Friday, January 15, 2010

Friday's "Forgotten" Books: WAITING FOR NOTHING by Tom Kromer (Knopf, 1935)



The 1968 Hill and Wang reprint, the version I have.

Well, if you're looking for another ancestor of Fawcett Gold Medal's tales of entrapment and despair in the 1950s, this autobiographical novella by Tom Kromer, largely a string of incidents taken from his life as a homeless drifter (or, constantly, a "stiff") during the Depression, will certainly do...James T. Farrell, L-F Celine, and John Steinbeck have nothing on Kromer when it comes to facing the abyss, or another night where the choices are to submit to predatory evangelists, cops (looking for short-term prison-gang labor), or self-deluding chicken-hawks, or another night in the park in the cold rain...or shooting one's self in the head, or taking the slower route by drinking diluted Sterno or straight bay rum. Told in short, choppy sentences and with a not quite completely flattened affect, and measuring the distance between those who want to put on a show of their generosity and those who are simply generous (and those who get their fleeting jollies cursing the bums who Won't Go Get A Job in an all but jobless time), it makes its point.

One wonders what became of Kromer...I'll have to look into that.

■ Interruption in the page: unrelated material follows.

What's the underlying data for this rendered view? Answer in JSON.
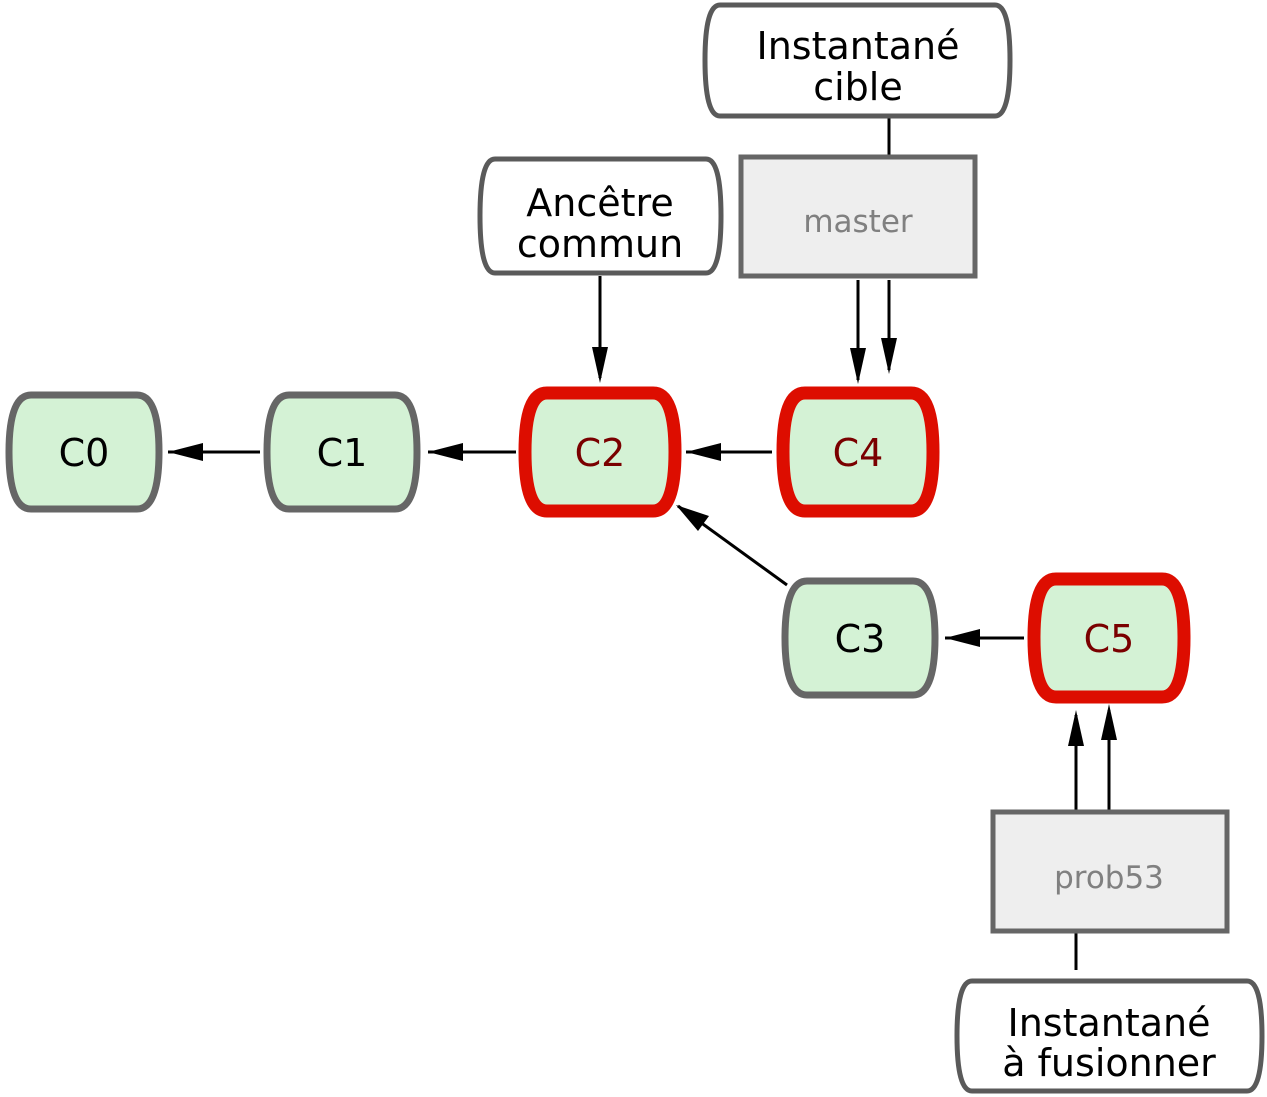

For more of Friday's books, please see Patti Abbott's blog

6 comments:

George said...

Does this edition have Kromer's original Dedication: "To Jolene, who turned off the gas"?

C. Margery Kempe said...

Wow -- harrowing just in the description. We're all a lot closer to homelessness than we'd like to imagine.

Todd Mason said...

It does, George...and H&W included an autobio blurb from Kromer.

It turns out he, according to a journal article excerpted online, lived as a semi-invalid from tuberculosis from 1940 to 1969, the year after this edition was published. (Currently in print from a uni press is a corrected edition with most if not all of his known other work.)

Kate, in his bio blurb, he rather acerbically describes his gig as a schoolteacher in his home-state, West Virginia, before losing his job and starting to ride the rails.

And bootstrapping ain't ever easy, and only occasionally possible.

pattinase (abbott) said...

Reading the Carver bio, his early life, or more so, his parents' lives in the northwest working in the lumber business, doesn't sound too different.

Todd Mason said...

It might even remind my parents of people they knew...though they were fortunate enough to be born toward the end of the Depression, which didn't stop a whole lot of touugh times from being visited upon them and their families. My family. Have had my own fun, too...but I wouldn't trade with Kromer.

Tim Bryant said...

George, yes, it does. Thank God for Jolene. I read other stuff by Kromer, and a bit of it was O.K., but he was pretty much a one-hit wonder. No mistake - he was great and I model some of my stuff after him (such as spelling everything out rather than using contractions - makes for a very deliberate-sounding presentation). What a guy!